Eero Saarinen (1910-1961)
Born to architect Eliel Saarinen and his artist wife Loja, Eero moved to the United States from Finland when he was just 13 years old. With such creative influences at home, it was only natural that Eero Saarinen would develop a design talent that would have a major influence on the American post-war design movement. His exposure to the work of his parents and his architectural studies in Paris and at Yale combined to prepare him for a successful career marked by original design and experimentation.

While teaching at the Cranbrook Academy of Art in the late 1930’s, Saarinen fortuitously met emerging designer Charles Eames.
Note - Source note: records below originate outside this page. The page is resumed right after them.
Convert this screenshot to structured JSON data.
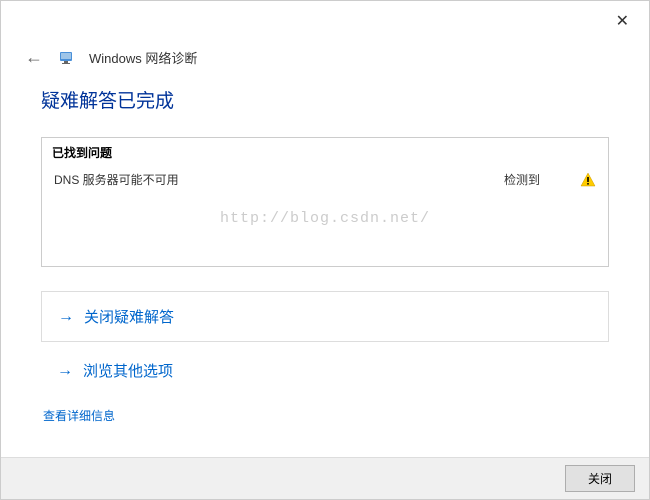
{
  "window": {
    "title": "Windows 网络诊断"
  },
  "heading": "疑难解答已完成",
  "problems": {
    "header": "已找到问题",
    "items": [
      {
        "description": "DNS 服务器可能不可用",
        "status": "检测到"
      }
    ]
  },
  "watermark": "http://blog.csdn.net/",
  "actions": {
    "close_troubleshooter": "关闭疑难解答",
    "browse_other": "浏览其他选项"
  },
  "detail_link": "查看详细信息",
  "footer": {
    "close_button": "关闭"
  }
}
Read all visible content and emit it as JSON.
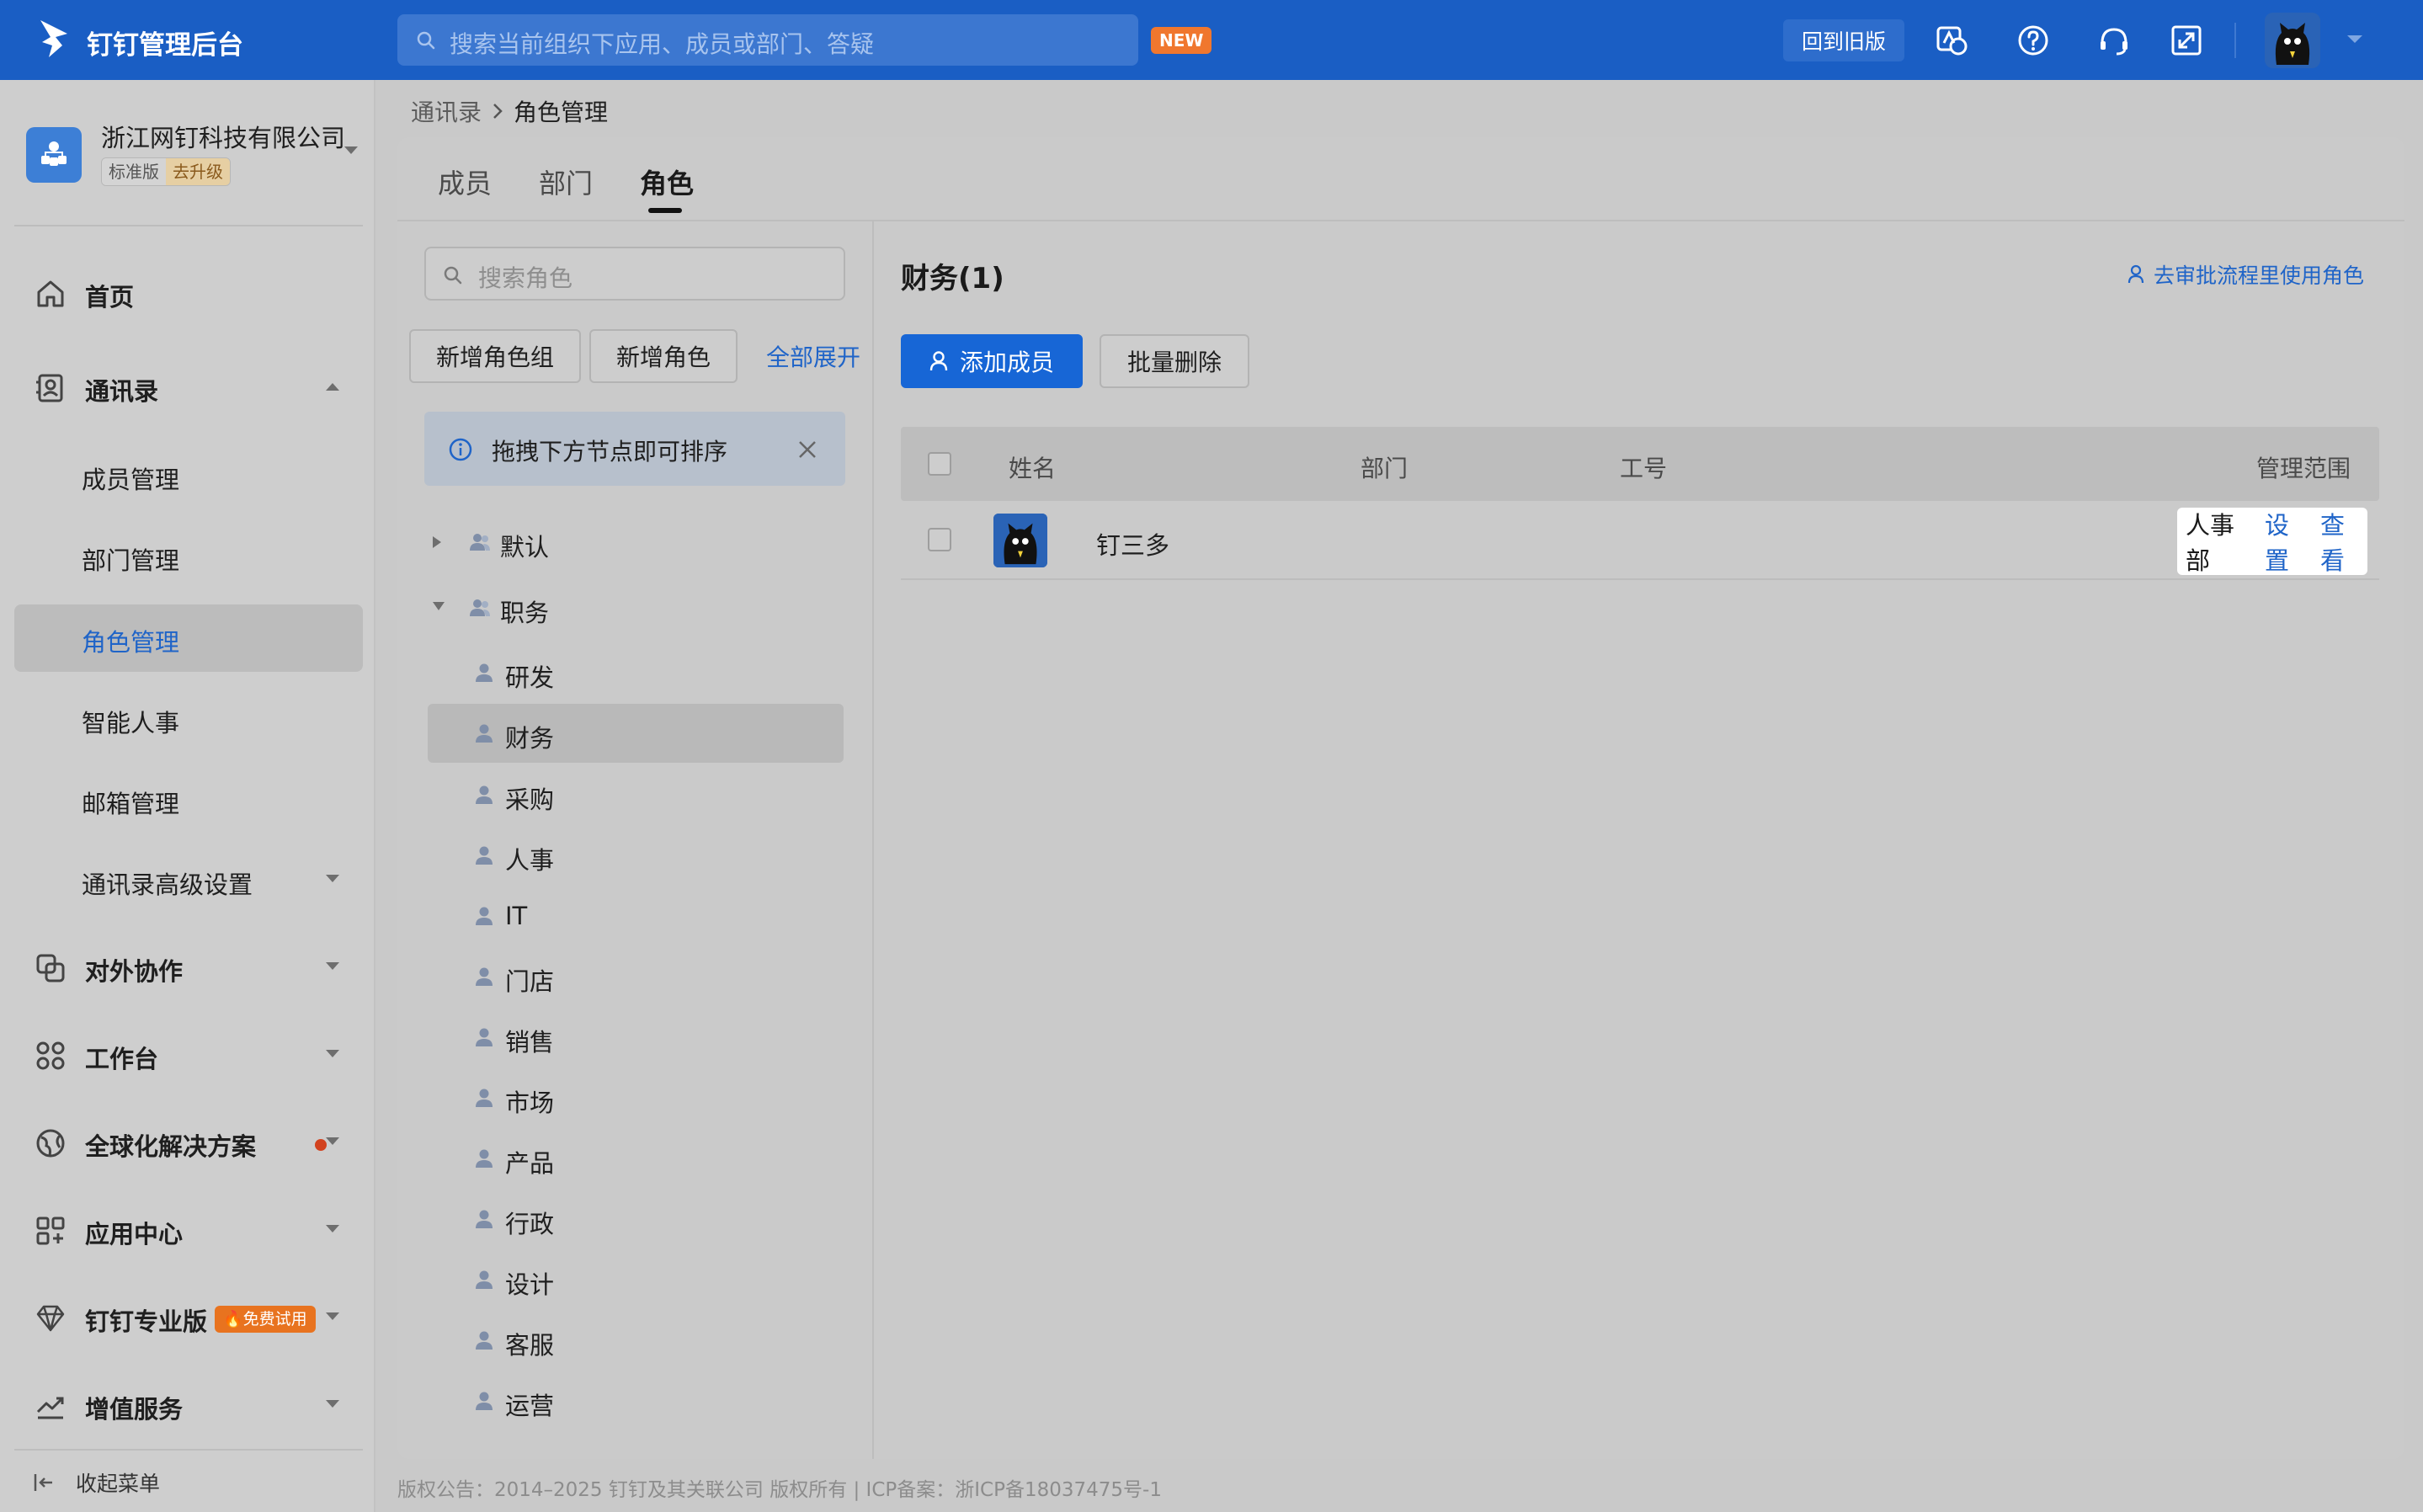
{
  "app": {
    "title": "钉钉管理后台"
  },
  "topbar": {
    "search_placeholder": "搜索当前组织下应用、成员或部门、答疑",
    "new_badge": "NEW",
    "old_version_button": "回到旧版",
    "icons": [
      "translate-icon",
      "help-icon",
      "support-headset-icon",
      "fullscreen-icon",
      "user-avatar"
    ]
  },
  "org": {
    "name": "浙江网钉科技有限公司",
    "edition": "标准版",
    "upgrade": "去升级"
  },
  "sidebar": {
    "home": "首页",
    "contacts": "通讯录",
    "contacts_sub": [
      "成员管理",
      "部门管理",
      "角色管理",
      "智能人事",
      "邮箱管理",
      "通讯录高级设置"
    ],
    "external": "对外协作",
    "workbench": "工作台",
    "global": "全球化解决方案",
    "app_center": "应用中心",
    "pro": "钉钉专业版",
    "pro_badge": "🔥免费试用",
    "value_added": "增值服务",
    "collapse": "收起菜单",
    "active_item": "角色管理"
  },
  "breadcrumb": {
    "parent": "通讯录",
    "current": "角色管理"
  },
  "tabs": [
    {
      "label": "成员",
      "active": false
    },
    {
      "label": "部门",
      "active": false
    },
    {
      "label": "角色",
      "active": true
    }
  ],
  "roles_pane": {
    "search_placeholder": "搜索角色",
    "add_group_button": "新增角色组",
    "add_role_button": "新增角色",
    "expand_all": "全部展开",
    "tip": "拖拽下方节点即可排序",
    "groups": [
      {
        "name": "默认",
        "expanded": false,
        "roles": []
      },
      {
        "name": "职务",
        "expanded": true,
        "roles": [
          "研发",
          "财务",
          "采购",
          "人事",
          "IT",
          "门店",
          "销售",
          "市场",
          "产品",
          "行政",
          "设计",
          "客服",
          "运营"
        ]
      }
    ],
    "selected_role": "财务"
  },
  "detail": {
    "title": "财务(1)",
    "approval_link": "去审批流程里使用角色",
    "add_member_button": "添加成员",
    "batch_delete_button": "批量删除",
    "columns": [
      "姓名",
      "部门",
      "工号",
      "管理范围"
    ],
    "rows": [
      {
        "name": "钉三多",
        "department": "",
        "employee_id": "",
        "scope": "人事部",
        "action_set": "设置",
        "action_view": "查看"
      }
    ]
  },
  "footer": "版权公告：2014–2025 钉钉及其关联公司 版权所有 | ICP备案：浙ICP备18037475号-1",
  "colors": {
    "topbar": "#1a5ec4",
    "accent": "#1f64c8",
    "primary_button": "#1766d6",
    "badge": "#f0772e"
  }
}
Their collaboration, a range of furniture based on their experiments with molded plywood, won them 1st prize in an exhibition at the MoMA in New York in 1940. This work, created for the “Organic Design in Home Furnishings” exhibition, effectively launched both men as noted furniture designers and foreshadowed the direction that both men would take in their individual designs.

Another highlight of his career, Saarinen’s organic simplicity helped him win the competition to design the Jefferson National Expansion Memorial in St. Louis in 1947. His simple arch design, the popular “Gateway to the West”, is one of America ’s architectural treasures.

Eero Saarinen fostered a “new modernism” in post-war America with his use of sensuous curves while still adhering to the clean lines and timeless functionality of modernist theory. Saarinen’s Tulip Chair and Tulip Side Table are excellent representations of his vision. Despising the look of common chair legs and table legs, Saarinen created the pedestal bases for which he is so well-known. And though his Tulip designs were made of two materials, fiberglass and aluminum, he purposefully painted the entire design white to preserve the illusion that the entire sculptural form was made from the same material.